Hakka domestic architecture in southern Taiwan follows a recognizable logic: a main axis running from gate to ancestral hall, with wings on either side that enclose a central courtyard, and an outer ring of buildings that provide additional rooms and define the compound's edges. The Siiao house is built on that principle, with two courtyards and five distinct blocks. The entrance hall faces south, as tradition requires. Behind it lies the room holding ancestor tablets, a formal space where the family's dead remained present in domestic life. Alongside that, a shrine room for the Gods of Heaven and Earth. The remaining blocks served as living quarters for a family whose number, across generations, must have filled those fifty-plus rooms with some regularity. The total floor area of 4,000 square meters is not a small inheritance to manage.

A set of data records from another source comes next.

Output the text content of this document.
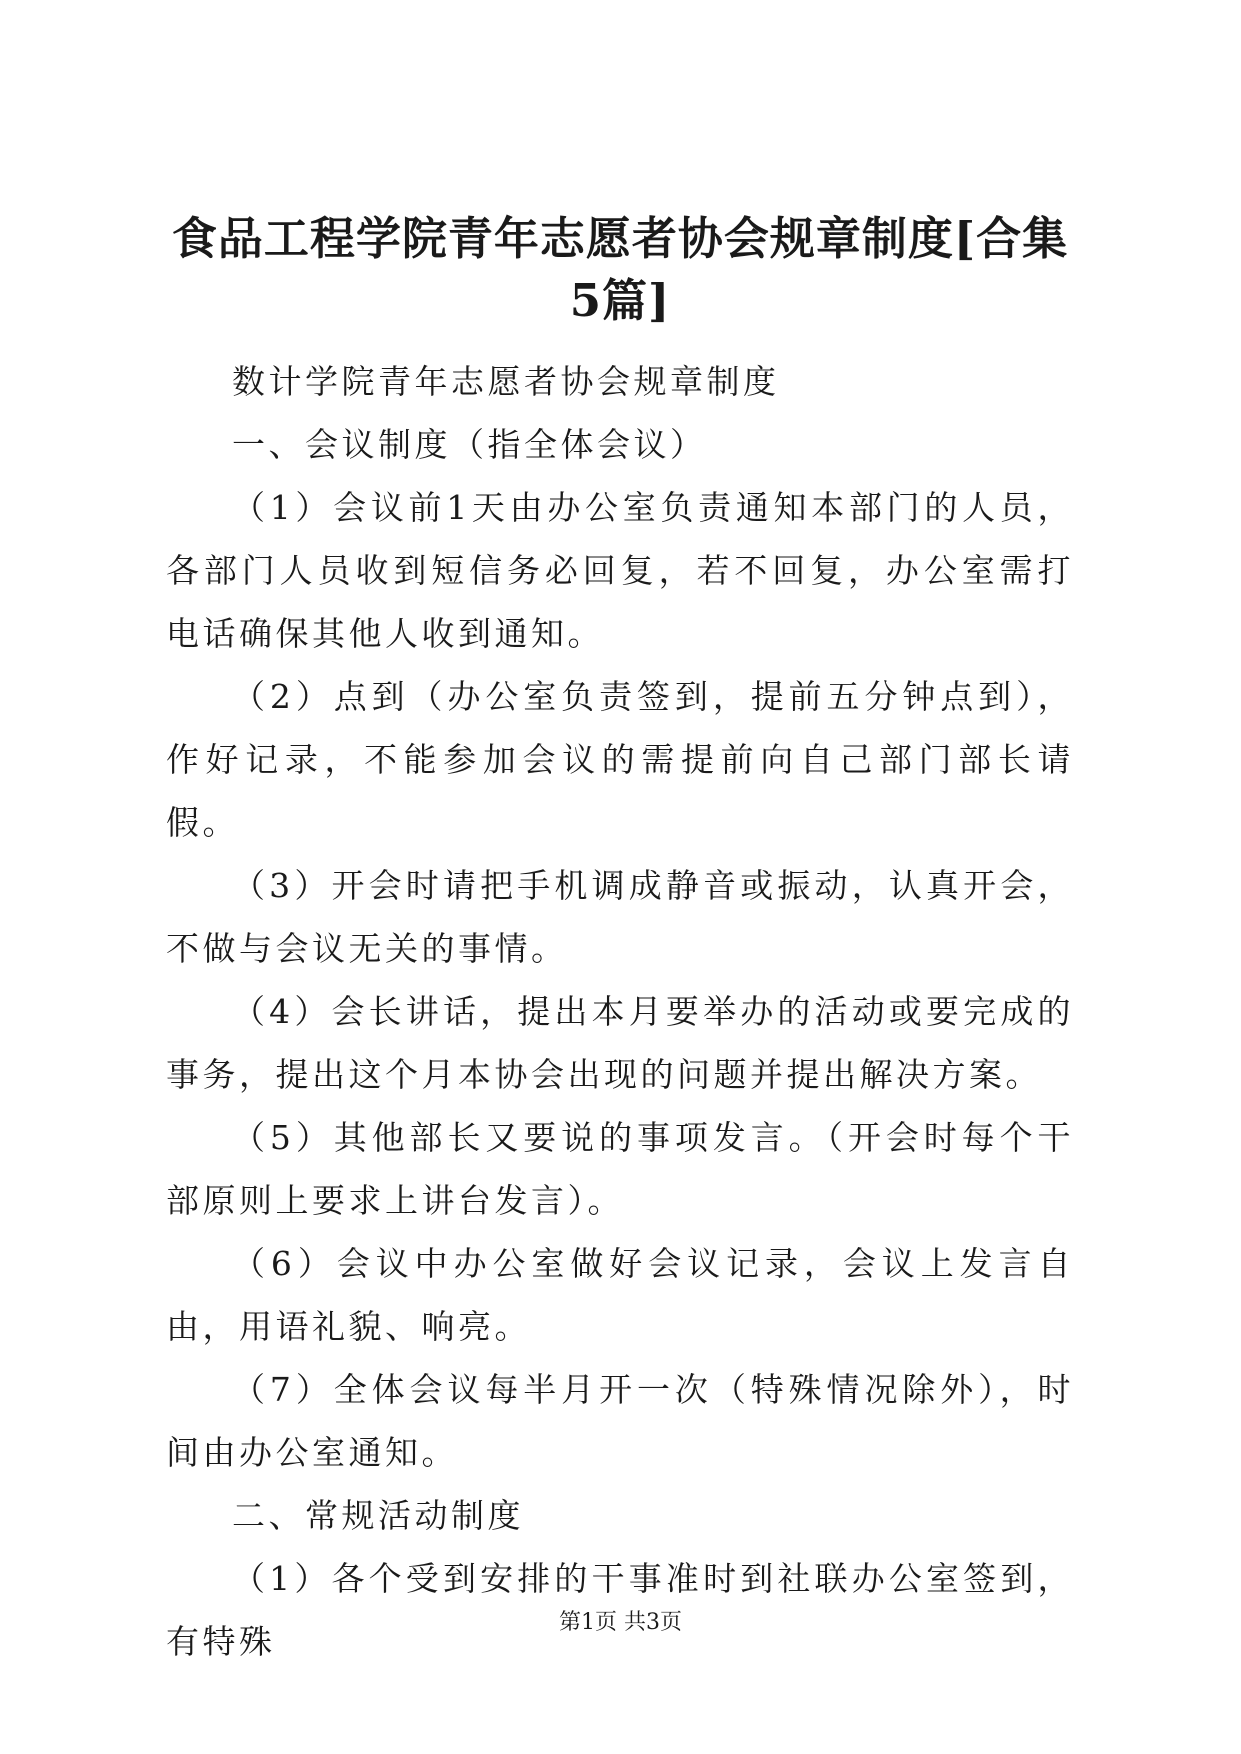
食品工程学院青年志愿者协会规章制度[合集
5篇]

数计学院青年志愿者协会规章制度

一、会议制度（指全体会议）

（1）会议前1天由办公室负责通知本部门的人员，各部门人员收到短信务必回复，若不回复，办公室需打电话确保其他人收到通知。

（2）点到（办公室负责签到，提前五分钟点到），作好记录，不能参加会议的需提前向自己部门部长请假。

（3）开会时请把手机调成静音或振动，认真开会，不做与会议无关的事情。

（4）会长讲话，提出本月要举办的活动或要完成的事务，提出这个月本协会出现的问题并提出解决方案。

（5）其他部长又要说的事项发言。（开会时每个干部原则上要求上讲台发言）。

（6）会议中办公室做好会议记录，会议上发言自由，用语礼貌、响亮。

（7）全体会议每半月开一次（特殊情况除外），时间由办公室通知。

二、常规活动制度

（1）各个受到安排的干事准时到社联办公室签到，有特殊	第1页 共3页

The Year the Empire Changed Hands

In April 1895, the Qing Dynasty signed the Treaty of Shimonoseki, ceding Taiwan to Japan. What followed was not a peaceful transfer. Across the island, local resistance to Japanese rule broke out almost immediately. In the south, where the Siiao family compound sat in Jiadong Township, the conflict was close enough to mark the walls. Shooting happened outside and, apparently, through the building: bullet holes remain visible on the interior walls of the house today, physical evidence that the compound was not insulated from the violence of that transition. Who fired, and at whom, the record does not clearly say. But the walls hold the answer in their own way.

What Remains

The Old House of Siiao Family was registered as a Class 3 historical site — the Taiwanese designation for a structure of local historical significance, entitled to a degree of official protection. In a region where rapid agricultural and industrial development has erased many Qing-era buildings, that status matters. The compound survives largely intact: the courtyards open to the sky, the blocks arranged as they were in 1880, the bullet holes unrepaired as a form of testimony. The Hakka Affairs Council has cited the house in its documentation of Hakka heritage in Pingtung County, and local tourism literature places it among Jiadong Township's points of interest. It is not a famous site on the national circuit, but within the landscape of southern Taiwan's Hakka heritage, it carries real weight.

Jiadong Township Today

Jiadong Township lies east of Linbian and a few kilometers from the coast, set in the flat agricultural plain that defines this part of Pingtung. The Siiao house sits at roughly 22.42°N, 120.55°E — coordinates that place it in a quiet stretch of lowland country, surrounded by farms and small villages. For visitors who come specifically for the house, the experience is quiet: a large compound that takes time to walk, walls that demand close looking, a sense of domestic life paused rather than ended. The Siiao family's descendants are not listed in available records, but the house itself continues to perform the function the family originally intended — presence, permanence, endurance.

From the Air

The Old House of Siiao Family lies at approximately 22.42°N, 120.55°E in Jiadong Township, Pingtung County, on the flat agricultural plain between the coast and the central mountain foothills. From the air the compound is not easily distinguished from surrounding farmland, but the area is visible as an orderly grid of fields and village clusters east of the Taiwan Strait coastline. Nearest major airport: RCKH (Kaohsiung International), approximately 35 km to the north. Recommended viewing altitude: 2,000–3,000 feet for the Pingtung plain's full sweep, with the Central Mountain Range visible to the east.